Moo Deng, le bébé hippopotame pygmée fait partie des « 63 personnes les plus élégantes de 2024 » : ce n'est pas en rendant les animaux spectaculaires qu'on les protège
Moo Deng figure sur la liste du New York Times des « 63 personnes les plus élégantes de 2024 » : une énième gifle à l'encontre d'une espèce protégée, à nouveau marchandisée et spectaculaire.
Moo Dengle bébé hippopotame pygmée du zoo de Khao Kheow en Thaïlande, a été inclus dans la liste des «63 personnes les plus stylées de 2024» rédigé par New York Times. L’animal a conquis le cœur du public grâce à son comportement ludique et affectueux, devenant ainsi une star virale sur les réseaux sociaux.
Ce résultat a cependant provoqué une grande surprise et de nombreuses controverses, étant donné que la liste est traditionnellement réservée aux célébrités et personnalités influentes du monde de la mode. Un choix que le journal a justifié en arguant que le style n'est pas seulement une expression de la mode, mais aussi une capacité à capter l'imaginaire collectif.
Pour Moo Deng, cela s’est traduit par des morsures et des cris qui ont conquis le cœur de millions de personnes.

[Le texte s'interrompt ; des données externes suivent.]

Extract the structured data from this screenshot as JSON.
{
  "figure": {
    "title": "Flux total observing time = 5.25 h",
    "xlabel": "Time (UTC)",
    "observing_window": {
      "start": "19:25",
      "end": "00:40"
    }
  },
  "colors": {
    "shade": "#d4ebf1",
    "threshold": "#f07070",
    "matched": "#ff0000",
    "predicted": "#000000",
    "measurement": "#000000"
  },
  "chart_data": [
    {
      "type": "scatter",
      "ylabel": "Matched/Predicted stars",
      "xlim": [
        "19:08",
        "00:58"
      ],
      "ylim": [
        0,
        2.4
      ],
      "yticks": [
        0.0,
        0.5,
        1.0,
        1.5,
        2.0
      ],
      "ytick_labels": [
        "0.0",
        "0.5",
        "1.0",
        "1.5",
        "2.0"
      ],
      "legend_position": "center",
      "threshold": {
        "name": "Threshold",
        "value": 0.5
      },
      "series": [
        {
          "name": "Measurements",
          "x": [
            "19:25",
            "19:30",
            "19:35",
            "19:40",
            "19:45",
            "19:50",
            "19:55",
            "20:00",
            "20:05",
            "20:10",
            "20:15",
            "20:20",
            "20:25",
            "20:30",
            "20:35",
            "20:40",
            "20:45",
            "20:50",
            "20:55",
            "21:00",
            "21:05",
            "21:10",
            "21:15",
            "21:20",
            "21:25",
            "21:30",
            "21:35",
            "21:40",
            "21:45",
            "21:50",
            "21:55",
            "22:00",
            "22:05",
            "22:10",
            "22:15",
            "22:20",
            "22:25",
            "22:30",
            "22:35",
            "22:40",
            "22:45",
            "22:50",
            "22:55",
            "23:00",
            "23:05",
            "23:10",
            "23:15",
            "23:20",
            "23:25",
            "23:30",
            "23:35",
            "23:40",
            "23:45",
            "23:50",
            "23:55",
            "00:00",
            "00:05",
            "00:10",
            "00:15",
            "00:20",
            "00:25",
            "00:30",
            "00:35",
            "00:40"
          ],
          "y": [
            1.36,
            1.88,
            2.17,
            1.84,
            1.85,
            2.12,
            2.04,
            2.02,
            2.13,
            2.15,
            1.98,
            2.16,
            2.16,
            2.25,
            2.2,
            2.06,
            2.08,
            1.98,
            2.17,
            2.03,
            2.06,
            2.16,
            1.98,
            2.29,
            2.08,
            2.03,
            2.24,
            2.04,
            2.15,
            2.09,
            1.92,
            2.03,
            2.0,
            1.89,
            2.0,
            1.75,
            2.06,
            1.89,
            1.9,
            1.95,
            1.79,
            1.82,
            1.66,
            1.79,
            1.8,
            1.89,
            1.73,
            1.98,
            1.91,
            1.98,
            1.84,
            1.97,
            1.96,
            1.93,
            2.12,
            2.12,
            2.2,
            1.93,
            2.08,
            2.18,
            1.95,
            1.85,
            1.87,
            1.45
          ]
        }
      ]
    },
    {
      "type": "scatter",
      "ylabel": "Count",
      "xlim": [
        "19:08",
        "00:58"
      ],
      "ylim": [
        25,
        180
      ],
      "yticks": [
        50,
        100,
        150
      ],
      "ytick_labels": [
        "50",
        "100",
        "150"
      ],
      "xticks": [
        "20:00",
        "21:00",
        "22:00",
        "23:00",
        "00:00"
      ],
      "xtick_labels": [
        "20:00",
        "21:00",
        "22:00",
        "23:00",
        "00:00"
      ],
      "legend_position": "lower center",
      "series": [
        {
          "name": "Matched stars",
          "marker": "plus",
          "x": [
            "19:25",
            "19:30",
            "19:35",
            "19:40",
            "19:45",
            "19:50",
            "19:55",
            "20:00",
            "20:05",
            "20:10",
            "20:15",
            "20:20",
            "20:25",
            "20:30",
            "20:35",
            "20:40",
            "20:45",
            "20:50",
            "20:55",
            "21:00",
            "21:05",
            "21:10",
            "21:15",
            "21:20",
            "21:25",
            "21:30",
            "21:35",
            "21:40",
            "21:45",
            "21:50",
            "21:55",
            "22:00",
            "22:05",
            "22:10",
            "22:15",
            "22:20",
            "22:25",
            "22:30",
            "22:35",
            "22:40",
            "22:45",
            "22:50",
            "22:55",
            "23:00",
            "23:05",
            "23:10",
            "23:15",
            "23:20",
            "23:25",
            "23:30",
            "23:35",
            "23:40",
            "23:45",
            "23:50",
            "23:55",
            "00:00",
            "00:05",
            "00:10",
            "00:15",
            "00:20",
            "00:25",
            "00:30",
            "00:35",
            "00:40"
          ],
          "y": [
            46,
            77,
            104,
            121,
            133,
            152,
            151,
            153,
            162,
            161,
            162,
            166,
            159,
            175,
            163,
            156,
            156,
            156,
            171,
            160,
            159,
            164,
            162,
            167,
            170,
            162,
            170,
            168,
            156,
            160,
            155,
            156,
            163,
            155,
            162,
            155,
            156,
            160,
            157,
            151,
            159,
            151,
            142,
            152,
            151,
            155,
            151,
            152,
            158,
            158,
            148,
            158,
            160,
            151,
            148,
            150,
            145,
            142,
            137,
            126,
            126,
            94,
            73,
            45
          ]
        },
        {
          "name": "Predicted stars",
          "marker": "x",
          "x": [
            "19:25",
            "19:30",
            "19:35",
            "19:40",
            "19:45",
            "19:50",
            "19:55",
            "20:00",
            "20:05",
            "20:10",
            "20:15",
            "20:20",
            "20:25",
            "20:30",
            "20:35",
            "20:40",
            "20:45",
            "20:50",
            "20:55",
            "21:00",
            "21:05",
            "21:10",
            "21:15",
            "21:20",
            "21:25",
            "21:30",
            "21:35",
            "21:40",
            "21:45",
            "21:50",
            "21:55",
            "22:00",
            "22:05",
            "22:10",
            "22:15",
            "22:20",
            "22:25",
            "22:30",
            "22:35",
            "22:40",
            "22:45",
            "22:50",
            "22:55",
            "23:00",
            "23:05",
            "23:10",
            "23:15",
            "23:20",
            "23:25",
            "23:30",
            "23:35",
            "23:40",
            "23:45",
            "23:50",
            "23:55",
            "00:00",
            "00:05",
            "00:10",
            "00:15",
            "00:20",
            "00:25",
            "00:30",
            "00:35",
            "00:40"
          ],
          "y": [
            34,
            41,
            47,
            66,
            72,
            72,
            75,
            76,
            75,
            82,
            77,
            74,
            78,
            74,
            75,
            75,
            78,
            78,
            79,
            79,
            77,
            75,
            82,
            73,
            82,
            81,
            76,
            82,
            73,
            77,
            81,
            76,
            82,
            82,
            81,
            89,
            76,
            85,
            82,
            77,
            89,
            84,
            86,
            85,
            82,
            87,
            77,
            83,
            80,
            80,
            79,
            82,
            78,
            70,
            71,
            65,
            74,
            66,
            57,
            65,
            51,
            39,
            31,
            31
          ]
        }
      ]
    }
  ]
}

Son charme a même inspiré Hoda Kotb, animatrice de l'émission Spectacle d'aujourd'huipour le définir »la nouvelle It girl la plus sexy de la planète».
La liste des personnes les plus stylées, publiée le 5 décembre 2024, comprend des célébrités telles que Beyoncé, Zendaya, Adèle et Daniel Craigmais aussi des figures insolites comme Ellie, l'éléphant mascotte de l'équipe de basket du New York Liberty, ou encore le La Seine à Parisrécemment réaménagé pour accueillir les nageurs pendant les Jeux olympiques.
A quoi sert ce cirque médiatique ?
Mais revenons à notre bébé hippopotame. La « reconnaissance », si l'on veut l'appeler ainsi, est apparemment tendre et ludique, mais à y regarder de plus près, elle ne peut que susciter des réflexions critiques sur exploitation de la nature et sur l'éthique des zoos en tant que lieux de divertissement.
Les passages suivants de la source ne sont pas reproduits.